Great Success!  We've all learned something here (hopefully).  I've learned how to make something actually useful with Go. You've hopefully learned it as well.  We've put together a service that is built using go, with an embedded database, and has just one small job to perform.  It's got some tests so you can update code and feel more confident about it, and you could call it from other apps on your network.

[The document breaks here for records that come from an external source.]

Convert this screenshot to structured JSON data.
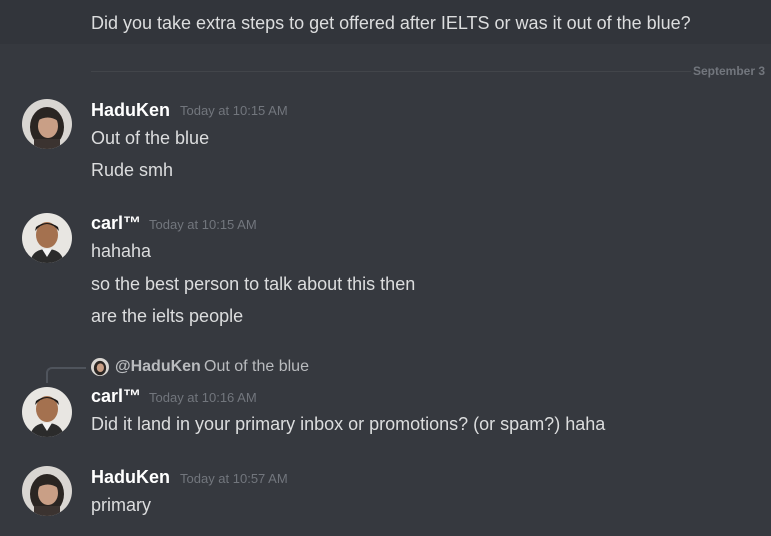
{
  "top_message": {
    "text": "Did you take extra steps to get offered after IELTS or was it out of the blue?"
  },
  "date_divider": {
    "label": "September 3"
  },
  "messages": [
    {
      "username": "HaduKen",
      "timestamp": "Today at 10:15 AM",
      "avatar": "haduken-avatar",
      "lines": [
        "Out of the blue",
        "Rude smh"
      ]
    },
    {
      "username": "carl™",
      "timestamp": "Today at 10:15 AM",
      "avatar": "carl-avatar",
      "lines": [
        "hahaha",
        "so the best person to talk about this then",
        "are the ielts people"
      ]
    },
    {
      "reply": {
        "mention": "@HaduKen",
        "text": "Out of the blue",
        "avatar": "haduken-avatar"
      },
      "username": "carl™",
      "timestamp": "Today at 10:16 AM",
      "avatar": "carl-avatar",
      "lines": [
        "Did it land in your primary inbox or promotions? (or spam?) haha"
      ]
    },
    {
      "username": "HaduKen",
      "timestamp": "Today at 10:57 AM",
      "avatar": "haduken-avatar",
      "lines": [
        "primary"
      ]
    }
  ],
  "colors": {
    "background": "#36393f",
    "text": "#dcddde",
    "username": "#ffffff",
    "timestamp": "#72767d"
  }
}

There's a bunch of security things you should do before using this in a production environment such as:

  • Limiting hosts and ports that can make requests to the server (CORS)
  • Setting up SSL certificates to host
  • Disabling non-SSL/TLS connections
  • Automatic backups of your database file
  • Refactoring your secrets into a config file or to CLI variables
  • Implementing functionality to revoke token access for a specific user
  • Add in some permissions to the user to have some granularity for controls within your suite of apps

Hopefully these posts have been as insightful for you to read as me to write! I'll have the code up on my github in the near future.